The theme of the Pietà, so familiar in Renaissance art, was a relatively late addition to the iconographical repertoire of Italian artists. It first appears in Sienese painting in the early 14th Century, but did not gain widespread usage until the late 15th Century, at about the time that the present example was painted. Unlike the treatment given the subject by Northern artists, who had embraced it much earlier and in a much more potent and physical way, Italian artists often focused more in the idealization of the human form. In the present panel, this is clearly the case, where the figure of Christ is held upright by the Virgin in an intimate—and thus more touching—pose. His torso is reminiscent of classical sculpture, and indeed the whole composition must have drawn inspiration from Michelangelo’s great Pietà of 1498/9.

1. In a letter dated 10 October, 1975. He dates it “in piena sincronia con la 'Crocifissione' di Londra,” and dismisses an attribution to Perugino in favor of the young Raphael.

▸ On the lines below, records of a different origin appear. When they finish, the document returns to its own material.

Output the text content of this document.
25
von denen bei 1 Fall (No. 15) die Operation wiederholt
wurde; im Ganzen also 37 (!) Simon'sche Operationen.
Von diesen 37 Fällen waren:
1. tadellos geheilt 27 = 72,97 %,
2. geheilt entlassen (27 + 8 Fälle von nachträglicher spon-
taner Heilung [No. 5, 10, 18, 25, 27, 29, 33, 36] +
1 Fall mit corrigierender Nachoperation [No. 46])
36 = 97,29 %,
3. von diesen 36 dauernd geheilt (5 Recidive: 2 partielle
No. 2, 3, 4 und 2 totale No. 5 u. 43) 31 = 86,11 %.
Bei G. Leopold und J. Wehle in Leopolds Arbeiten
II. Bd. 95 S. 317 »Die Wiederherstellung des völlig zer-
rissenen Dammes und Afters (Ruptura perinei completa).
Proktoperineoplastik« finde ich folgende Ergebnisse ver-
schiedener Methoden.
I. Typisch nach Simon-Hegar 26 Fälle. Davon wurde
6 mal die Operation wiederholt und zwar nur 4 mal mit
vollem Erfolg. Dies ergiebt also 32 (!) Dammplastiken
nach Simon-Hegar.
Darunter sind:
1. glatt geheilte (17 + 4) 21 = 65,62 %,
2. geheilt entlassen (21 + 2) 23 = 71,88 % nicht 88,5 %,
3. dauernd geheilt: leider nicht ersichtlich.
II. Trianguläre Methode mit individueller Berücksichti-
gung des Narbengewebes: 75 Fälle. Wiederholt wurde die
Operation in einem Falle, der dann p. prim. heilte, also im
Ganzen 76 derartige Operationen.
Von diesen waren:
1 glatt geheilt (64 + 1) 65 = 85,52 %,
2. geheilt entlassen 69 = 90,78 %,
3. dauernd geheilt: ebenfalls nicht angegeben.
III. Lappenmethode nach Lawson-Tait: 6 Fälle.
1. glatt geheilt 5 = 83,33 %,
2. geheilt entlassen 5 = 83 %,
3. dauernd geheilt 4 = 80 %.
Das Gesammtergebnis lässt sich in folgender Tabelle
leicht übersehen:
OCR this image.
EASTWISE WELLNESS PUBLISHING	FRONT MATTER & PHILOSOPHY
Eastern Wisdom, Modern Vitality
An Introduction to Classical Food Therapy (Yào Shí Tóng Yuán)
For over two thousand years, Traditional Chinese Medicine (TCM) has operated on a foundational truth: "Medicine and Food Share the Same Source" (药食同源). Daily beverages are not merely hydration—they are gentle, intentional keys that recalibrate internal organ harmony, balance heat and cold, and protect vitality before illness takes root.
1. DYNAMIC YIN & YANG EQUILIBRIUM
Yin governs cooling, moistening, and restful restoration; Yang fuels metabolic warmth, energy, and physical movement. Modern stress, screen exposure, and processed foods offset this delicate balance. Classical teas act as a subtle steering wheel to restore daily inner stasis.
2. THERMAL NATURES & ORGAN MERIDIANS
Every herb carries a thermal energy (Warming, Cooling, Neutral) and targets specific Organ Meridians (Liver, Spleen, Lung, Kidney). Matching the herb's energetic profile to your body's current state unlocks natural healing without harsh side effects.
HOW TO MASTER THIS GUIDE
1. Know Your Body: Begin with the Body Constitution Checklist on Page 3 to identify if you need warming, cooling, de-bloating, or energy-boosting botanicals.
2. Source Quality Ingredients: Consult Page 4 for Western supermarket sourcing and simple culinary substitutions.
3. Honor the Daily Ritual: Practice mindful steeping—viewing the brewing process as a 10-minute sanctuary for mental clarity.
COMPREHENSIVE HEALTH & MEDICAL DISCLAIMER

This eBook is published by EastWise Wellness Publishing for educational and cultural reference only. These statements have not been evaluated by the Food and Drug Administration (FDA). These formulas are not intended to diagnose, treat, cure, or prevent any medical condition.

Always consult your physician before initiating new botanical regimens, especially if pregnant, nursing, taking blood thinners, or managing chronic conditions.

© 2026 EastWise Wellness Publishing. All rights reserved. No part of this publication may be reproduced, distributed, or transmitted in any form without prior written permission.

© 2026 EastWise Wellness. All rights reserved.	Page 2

2. Todini has formed a small corpus of works by an artist that appears to be a Florentine follower of Perugino, but with an idiosyncratic artistic style, and has grouped as a hypothesis them under the name of Baccio Ubertini, an artist from the large family of painters, which included Bacchiacca (see F. Todini, La Pittura Umbra, 1989, vol. I, 328.

3. F. Todini, “Il Perugino, le sue botteghe e i suoi seguaci,” in Perugino a Firenze: Qualità e fortuna di uno stile, exhibition catalogue, 2005, pp. 64-66, reproduced.

4. G. Vasari, “Vita di Morto da Felyro e Andrea di Cosimo Feltrini,” in Le Vite de' più eccellenti pittori, scultori, e architettori, English Edition, translated by G. Du C. de Vere, 1979, p. 1129.